Cai Menglan, Li Limin
School of Mathematics and Statistics, Xi'an Jiaotong University, Xianning West 28, Xi'an, China.
BMC Med Genomics. 2017 Dec 21;10(Suppl 4):75. doi: 10.1186/s12920-017-0306-x.
The Cancer Genome Atlas (TCGA) has collected transcriptome, genome and epigenome information for over 20 cancers from thousands of patients. The availability of these diverse data types makes it necessary to combine these data to capture the heterogeneity of biological processes and phenotypes and further identify homogeneous subtypes for cancers such as breast cancer. Many multi-view clustering approaches are proposed to discover clusters across different data types. The problem is challenging when different data types show poor agreement of clustering structure.
In this work, we first propose a multi-view clustering approach with consensus (CMC), which tries to find consensus kernels among views by using Hilbert Schmidt Independence Criterion. To tackle the problem when poor agreement among views exists, we further propose a multi-view clustering approach with enhanced consensus (ECMC) to solve this problem by decomposing the kernel information in each view into a consensus part and a disagreement part. The consensus parts for different views are supposed to be similar, and the disagreement parts should be independent with the consensus parts. Both the CMC and ECMC models can be solved by alternative updating with semi-definite programming. Our experiments on both simulation datasets and real-world benchmark datasets show that ECMC model could achieve higher clustering accuracies than other state-of-art multi-view clustering approaches. We also apply the ECMC model to integrate mRNA expression, DNA methylation and microRNA (miRNA) expression data for five cancer data sets, and the survival analysis show that our ECMC model outperforms other methods when identifying cancer subtypes. By Fisher's combination test method, we found that three computed subtypes roughly correspond to three known breast cancer subtypes including luminal B, HER2 and basal-like subtypes.

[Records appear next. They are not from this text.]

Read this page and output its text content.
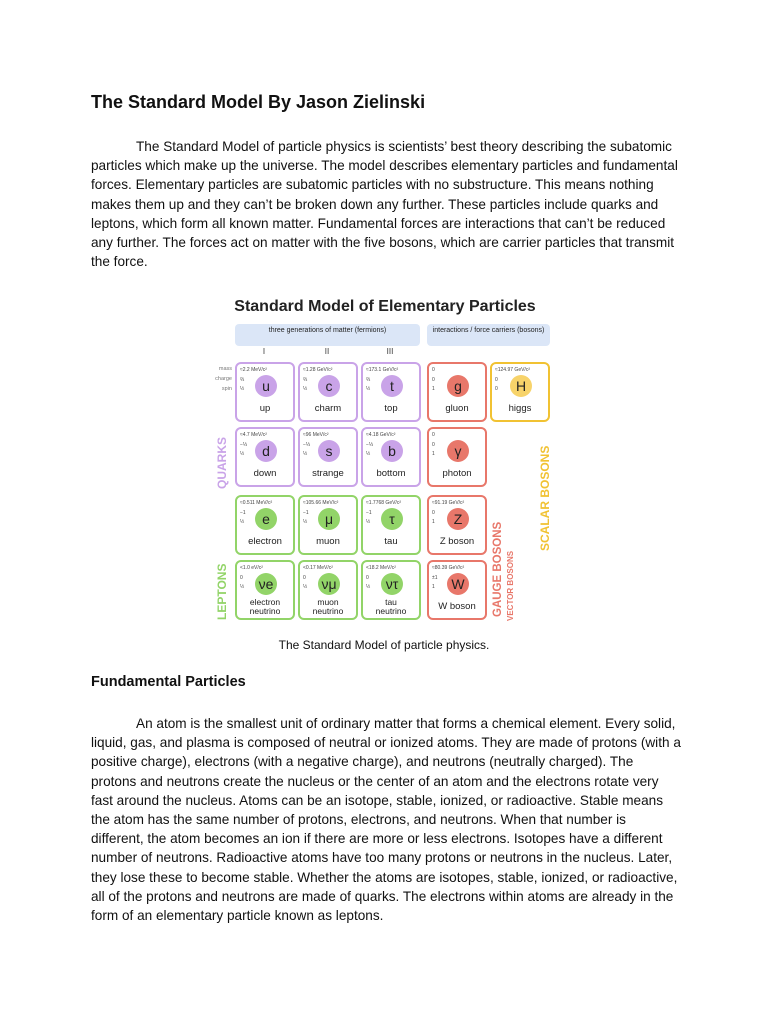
The Standard Model By Jason Zielinski

The Standard Model of particle physics is scientists’ best theory describing the subatomic particles which make up the universe. The model describes elementary particles and fundamental forces. Elementary particles are subatomic particles with no substructure. This means nothing makes them up and they can’t be broken down any further. These particles include quarks and leptons, which form all known matter. Fundamental forces are interactions that can’t be reduced any further. The forces act on matter with the five bosons, which are carrier particles that transmit the force.

Standard Model of Elementary Particles
three generations of matter (fermions)	interactions / force carriers (bosons)
I	II	III
mass
charge
spin
≈2.2 MeV/c²
⅔
½	u
up
≈1.28 GeV/c²
⅔
½	c
charm
≈173.1 GeV/c²
⅔
½	t
top
0
0
1	g
gluon
≈124.97 GeV/c²
0
0	H
higgs
≈4.7 MeV/c²
−⅓
½	d
down
≈96 MeV/c²
−⅓
½	s
strange
≈4.18 GeV/c²
−⅓
½	b
bottom
0
0
1	γ
photon
≈0.511 MeV/c²
−1
½	e
electron
≈105.66 MeV/c²
−1
½	μ
muon
≈1.7768 GeV/c²
−1
½	τ
tau
≈91.19 GeV/c²
0
1	Z
Z boson
<1.0 eV/c²
0
½ νe
electron
neutrino
<0.17 MeV/c²
0
½ νμ
muon
neutrino
<18.2 MeV/c²
0
½	ντ
tau
neutrino
≈80.39 GeV/c²
±1
1	W
W boson
QUARKS
LEPTONS	GAUGE BOSONS VECTOR BOSONS
SCALAR BOSONS
The Standard Model of particle physics.
Fundamental Particles

An atom is the smallest unit of ordinary matter that forms a chemical element. Every solid, liquid, gas, and plasma is composed of neutral or ionized atoms. They are made of protons (with a positive charge), electrons (with a negative charge), and neutrons (neutrally charged). The protons and neutrons create the nucleus or the center of an atom and the electrons rotate very fast around the nucleus. Atoms can be an isotope, stable, ionized, or radioactive. Stable means the atom has the same number of protons, electrons, and neutrons. When that number is different, the atom becomes an ion if there are more or less electrons. Isotopes have a different number of neutrons. Radioactive atoms have too many protons or neutrons in the nucleus. Later, they lose these to become stable. Whether the atoms are isotopes, stable, ionized, or radioactive, all of the protons and neutrons are made of quarks. The electrons within atoms are already in the form of an elementary particle known as leptons.
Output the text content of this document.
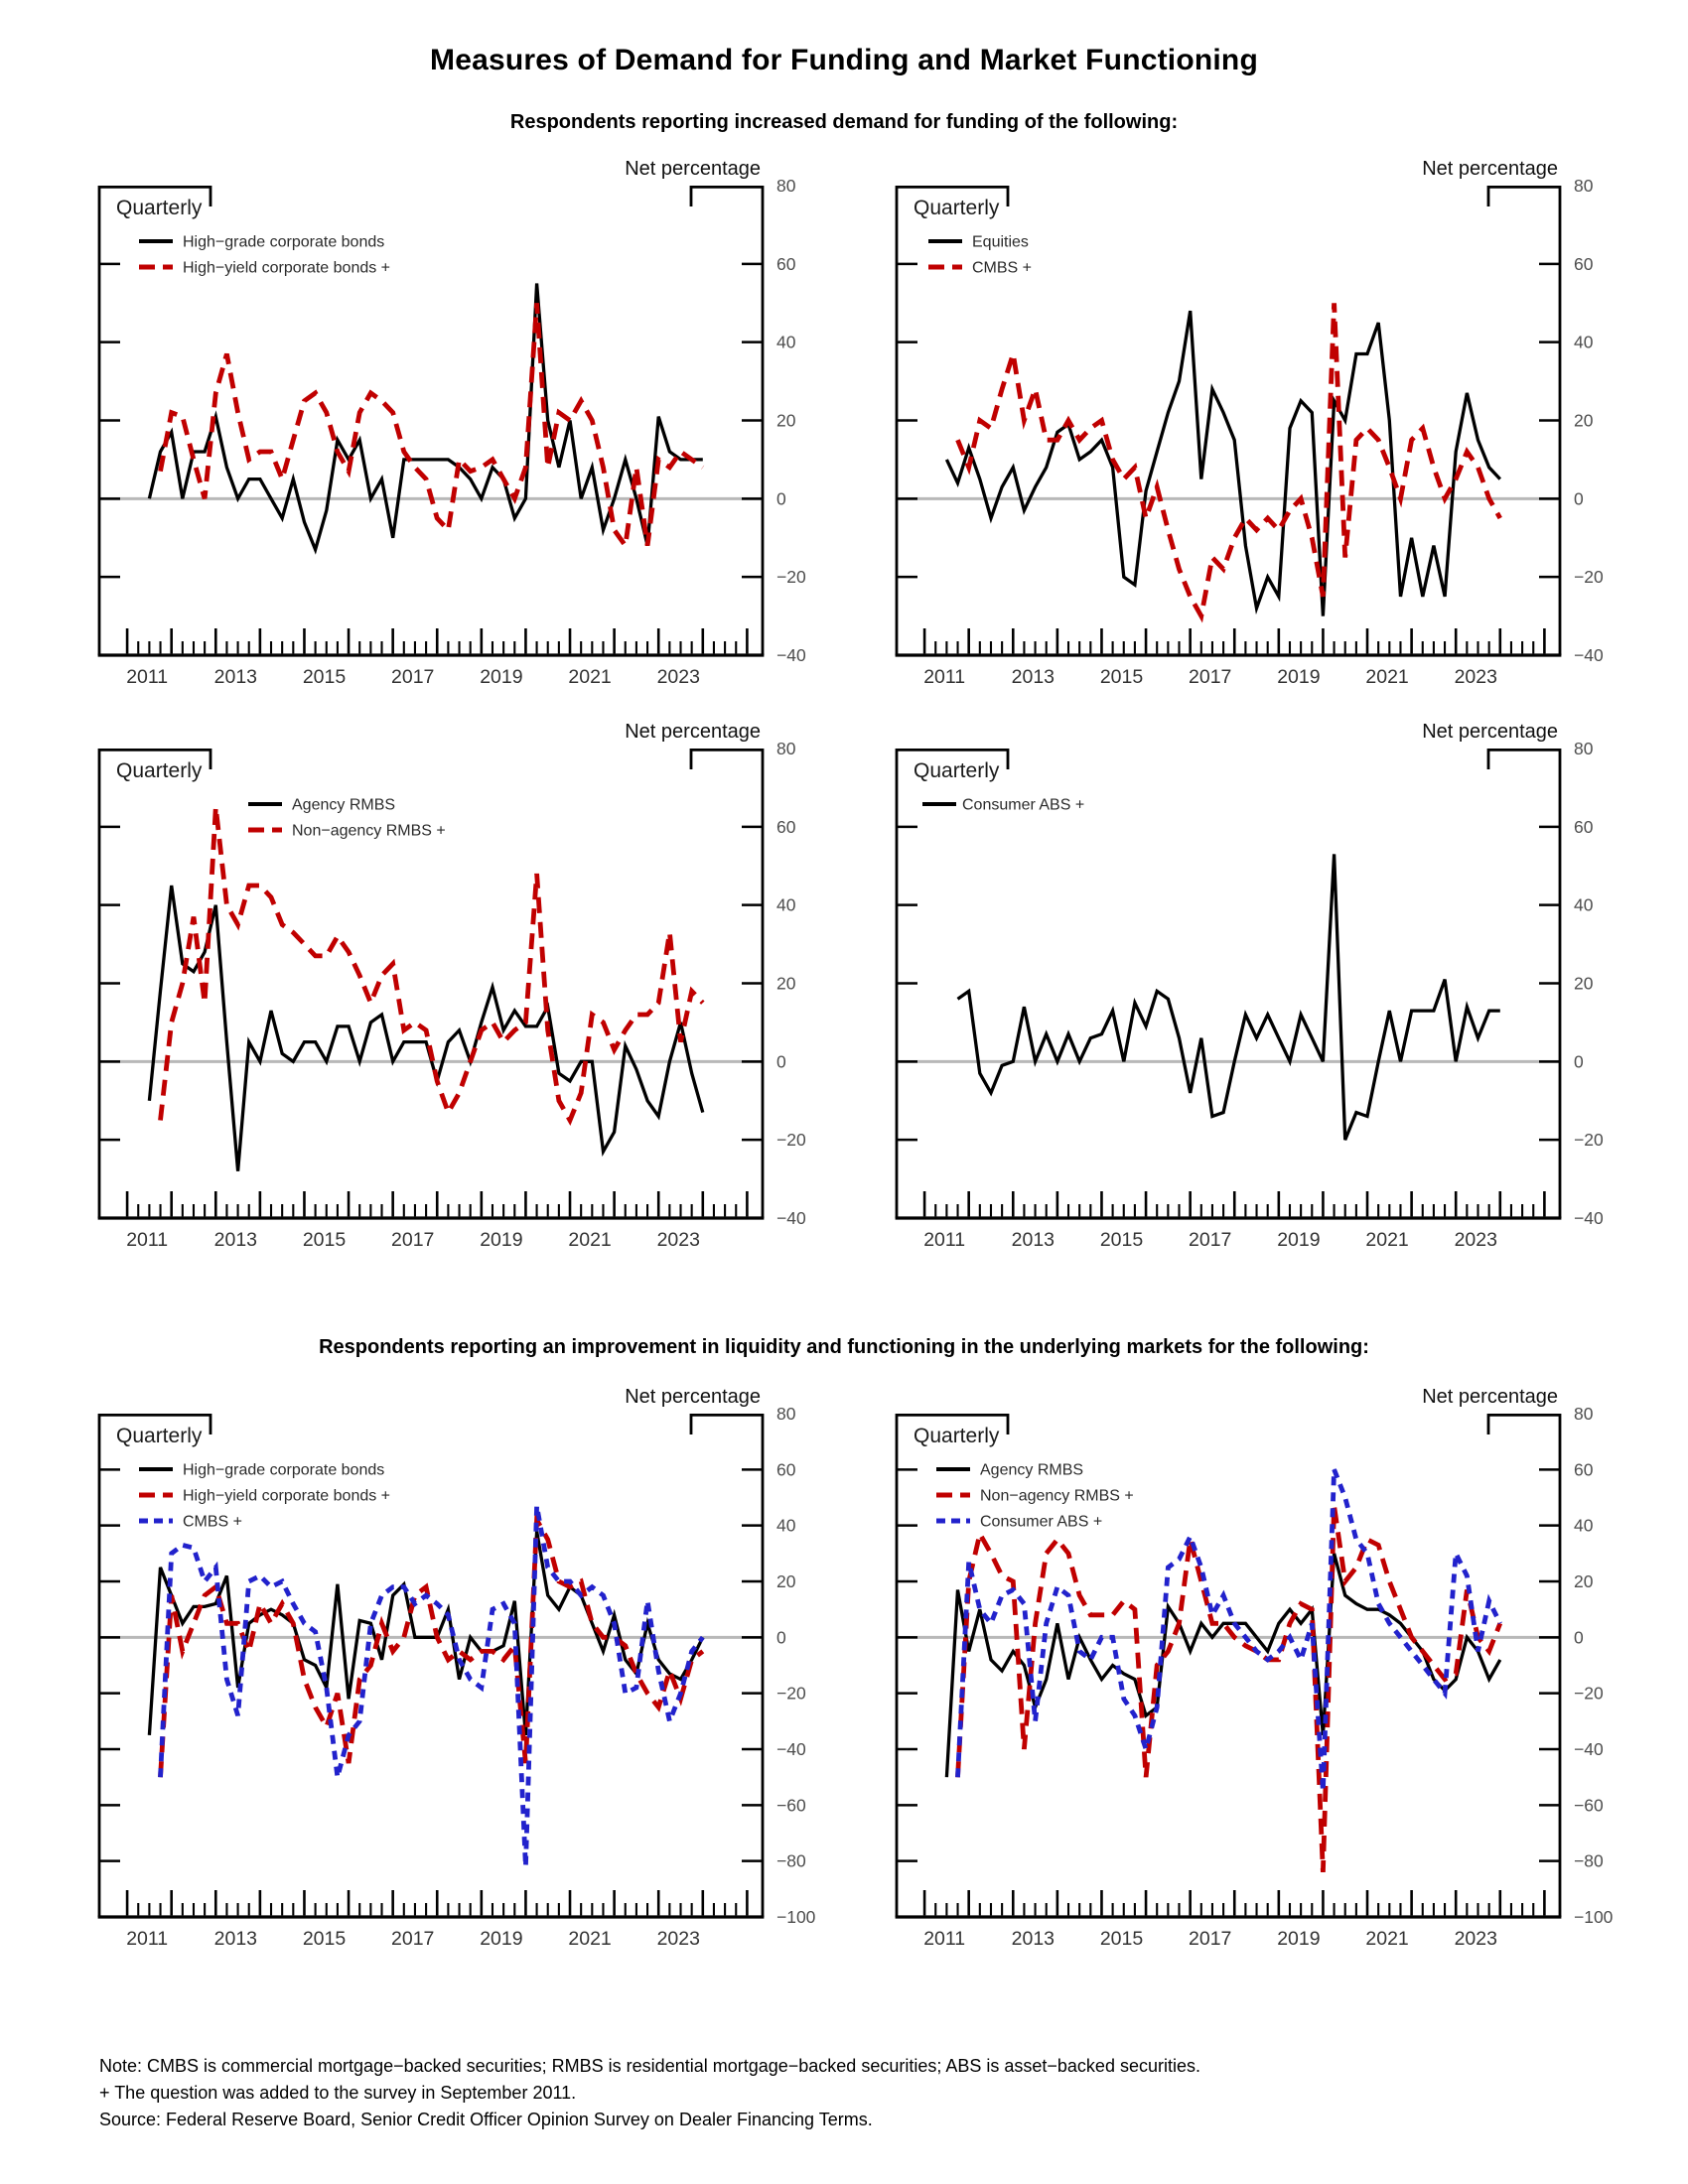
Measures of Demand for Funding and Market Functioning
Respondents reporting increased demand for funding of the following:
Respondents reporting an improvement in liquidity and functioning in the underlying markets for the following:
80
60
40
20
0
−20
−40
2011 2013 2015 2017 2019 2021 2023
Net percentage
Quarterly
High−grade corporate bonds
High−yield corporate bonds +
80
60
40
20
0
−20
−40
2011 2013 2015 2017 2019 2021 2023
Net percentage
Quarterly
Equities
CMBS +
80
60
40
20
0
−20
−40
2011 2013 2015 2017 2019 2021 2023
Net percentage
Quarterly
Agency RMBS
Non−agency RMBS +
80
60
40
20
0
−20
−40
2011 2013 2015 2017 2019 2021 2023
Net percentage
Quarterly
Consumer ABS +
80
60
40
20
0
−20
−40
−60
−80
−100
2011 2013 2015 2017 2019 2021 2023
Net percentage
Quarterly
High−grade corporate bonds
High−yield corporate bonds +
CMBS +
80
60
40
20
0
−20
−40
−60
−80
−100
2011 2013 2015 2017 2019 2021 2023
Net percentage
Quarterly
Agency RMBS
Non−agency RMBS +
Consumer ABS +
Note: CMBS is commercial mortgage−backed securities; RMBS is residential mortgage−backed securities; ABS is asset−backed securities.
+ The question was added to the survey in September 2011.
Source: Federal Reserve Board, Senior Credit Officer Opinion Survey on Dealer Financing Terms.
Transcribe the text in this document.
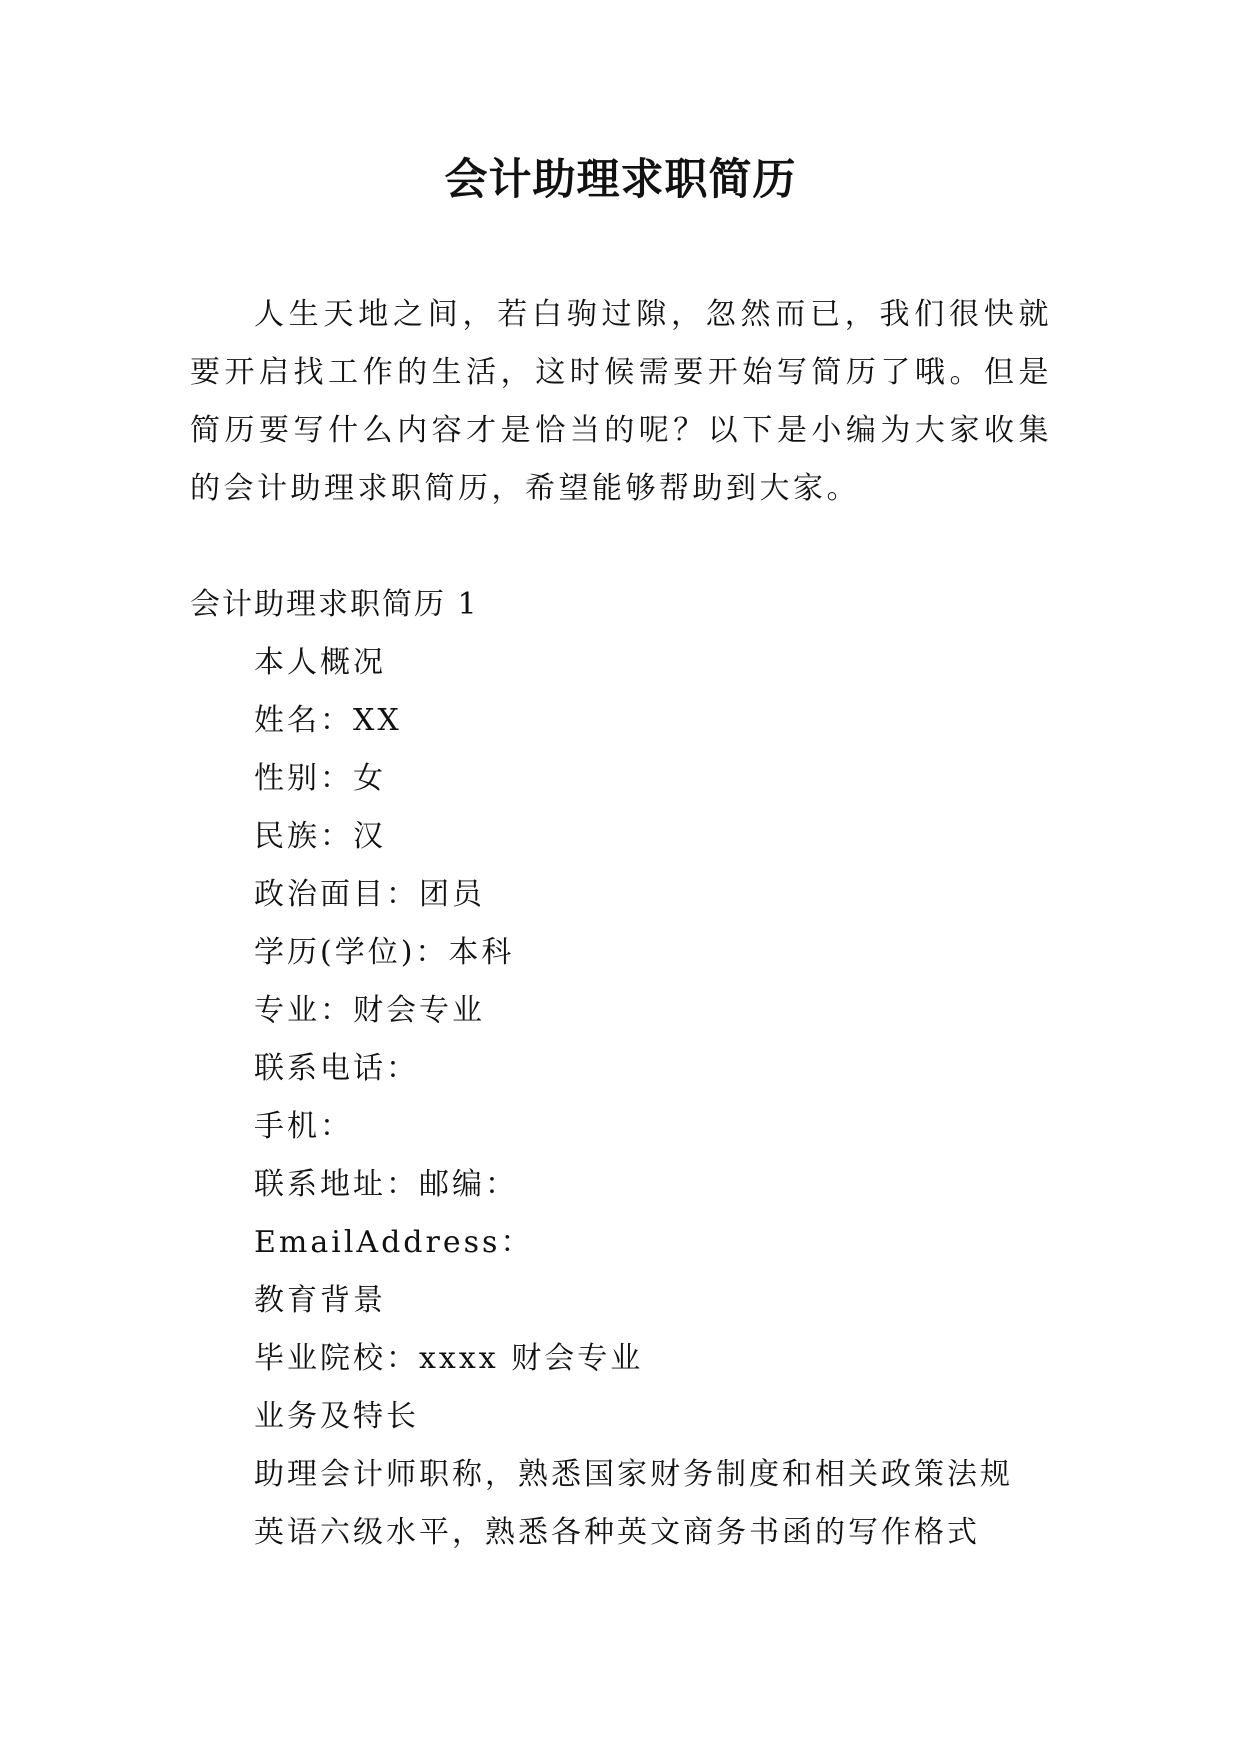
会计助理求职简历

人生天地之间，若白驹过隙，忽然而已，我们很快就要开启找工作的生活，这时候需要开始写简历了哦。但是简历要写什么内容才是恰当的呢？以下是小编为大家收集的会计助理求职简历，希望能够帮助到大家。

会计助理求职简历 1

本人概况
姓名：XX
性别：女
民族：汉
政治面目：团员
学历(学位)：本科
专业：财会专业
联系电话：
手机：
联系地址：邮编：
EmailAddress：
教育背景
毕业院校：xxxx 财会专业
业务及特长
助理会计师职称，熟悉国家财务制度和相关政策法规
英语六级水平，熟悉各种英文商务书函的写作格式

Integrating heterogeneous TCGA datasets by our proposed multi-view clustering approach ECMC could effectively identify cancer subtypes.
癌症基因组图谱(TCGA)已收集了数千名患者的20多种癌症的转录组、基因组和表观基因组信息。这些多样的数据类型使得有必要将这些数据结合起来,以捕捉生物过程和表型的异质性,并进一步识别乳腺癌等癌症的同质亚型。许多多视图聚类方法被提出来发现不同数据类型中的聚类。当不同数据类型的聚类结构一致性较差时,这个问题具有挑战性。
在这项工作中,我们首先提出了一种具有一致性的多视图聚类方法(CMC),该方法试图通过使用希尔伯特 - 施密特独立性准则在视图之间找到一致核。为了解决视图之间一致性较差的问题,我们进一步提出了一种具有增强一致性的多视图聚类方法(ECMC),通过将每个视图中的核信息分解为一个一致部分和一个不一致部分来解决这个问题。不同视图的一致部分应该相似,并且不一致部分应该与一致部分独立。CMC和ECMC模型都可以通过半定规划的交替更新来求解。我们在模拟数据集和真实世界基准数据集上的实验表明,ECMC模型比其他现有的多视图聚类方法能够获得更高的聚类准确率。我们还将ECMC模型应用于整合五个癌症数据集的mRNA表达、DNA甲基化和 microRNA(miRNA)表达数据,生存分析表明,我们的ECMC模型在识别癌症亚型方面优于其他方法。通过费舍尔组合检验方法,我们发现三个计算出的亚型大致对应于三种已知的乳腺癌亚型,包括管腔B型、HER2型和基底样亚型。
通过我们提出的多视图聚类方法ECMC整合异质的TCGA数据集可以有效地识别癌症亚型。